ASR technology enables microphone-equipped computing devices to interpret speech and thereby provide an alternative to conventional human-to-computer input devices such as keyboards or keypads. For example, vehicle telecommunications devices can be equipped with voice dialing features enabled by an ASR system. The ASR system typically includes a hands-free microphone to receive speech from an occupant of a vehicle. The hands-free microphone is usually located in a forward portion of a passenger compartment of the vehicle, such as in an instrument panel, an A-pillar molding, a rear view mirror assembly, a headliner, overhead console, or the like. Such a forward-positioned microphone is generally satisfactory to enable reliable recognition of speech from a driver.

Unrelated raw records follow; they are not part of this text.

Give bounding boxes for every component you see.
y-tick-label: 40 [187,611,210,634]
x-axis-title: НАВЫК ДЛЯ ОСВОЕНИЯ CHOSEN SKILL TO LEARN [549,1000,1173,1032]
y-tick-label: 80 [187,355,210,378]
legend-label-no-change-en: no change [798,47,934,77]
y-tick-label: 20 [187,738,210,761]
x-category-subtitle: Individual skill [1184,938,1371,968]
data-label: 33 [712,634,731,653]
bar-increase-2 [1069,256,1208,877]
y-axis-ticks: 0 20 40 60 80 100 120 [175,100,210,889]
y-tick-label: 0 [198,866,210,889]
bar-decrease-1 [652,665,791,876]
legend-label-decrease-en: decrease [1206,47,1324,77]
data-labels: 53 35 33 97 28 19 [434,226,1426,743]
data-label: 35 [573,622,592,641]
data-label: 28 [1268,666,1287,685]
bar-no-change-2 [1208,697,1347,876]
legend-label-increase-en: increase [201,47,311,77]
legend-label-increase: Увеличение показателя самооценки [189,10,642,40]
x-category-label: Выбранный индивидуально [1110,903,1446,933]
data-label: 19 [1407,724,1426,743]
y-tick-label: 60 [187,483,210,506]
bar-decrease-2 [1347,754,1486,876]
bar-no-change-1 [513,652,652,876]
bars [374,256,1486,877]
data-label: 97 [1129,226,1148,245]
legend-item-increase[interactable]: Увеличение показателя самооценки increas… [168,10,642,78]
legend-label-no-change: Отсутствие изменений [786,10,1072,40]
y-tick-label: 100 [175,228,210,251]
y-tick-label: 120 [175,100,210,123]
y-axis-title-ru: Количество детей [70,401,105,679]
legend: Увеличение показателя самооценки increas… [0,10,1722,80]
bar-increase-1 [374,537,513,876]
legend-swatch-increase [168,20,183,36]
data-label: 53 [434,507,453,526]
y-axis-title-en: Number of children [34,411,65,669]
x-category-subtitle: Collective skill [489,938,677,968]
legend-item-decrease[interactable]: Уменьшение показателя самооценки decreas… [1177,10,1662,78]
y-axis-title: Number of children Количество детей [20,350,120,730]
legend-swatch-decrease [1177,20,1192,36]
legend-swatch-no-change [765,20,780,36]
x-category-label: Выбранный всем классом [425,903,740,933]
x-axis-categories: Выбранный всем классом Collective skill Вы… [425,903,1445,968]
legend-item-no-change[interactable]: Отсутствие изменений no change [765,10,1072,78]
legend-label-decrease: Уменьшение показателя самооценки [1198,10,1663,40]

A forward-mounted microphone may be susceptible to airflow noise due to local pressure variations in an air stream such as from windshield defroster vents, open windows, or open roofs. Accordingly, some ASR systems deploy complex digital signal processing and noise cancellation techniques, or multiple microphone arrays, to reduce the influence of airflow noise. But these approaches add cost and complexity to the ASR system. Therefore, windguards are often provided to ameliorate the effects of rapidly moving air over a microphone.
Many windguards are susceptible to Helmholtz resonance, which is a phenomenon of air resonance in a cavity. When air is forced past an acoustic inlet of a windguard, the air pressure inside tends to cyclically increase and decrease, thereby causing vibration and noise that a microphone can pick up, similar to the sound created when one blows across the top of an empty bottle. Thus, such resonant sound can produce poor signal-to-noise ratios from a microphone, thereby rendering conventional windguards counterproductive.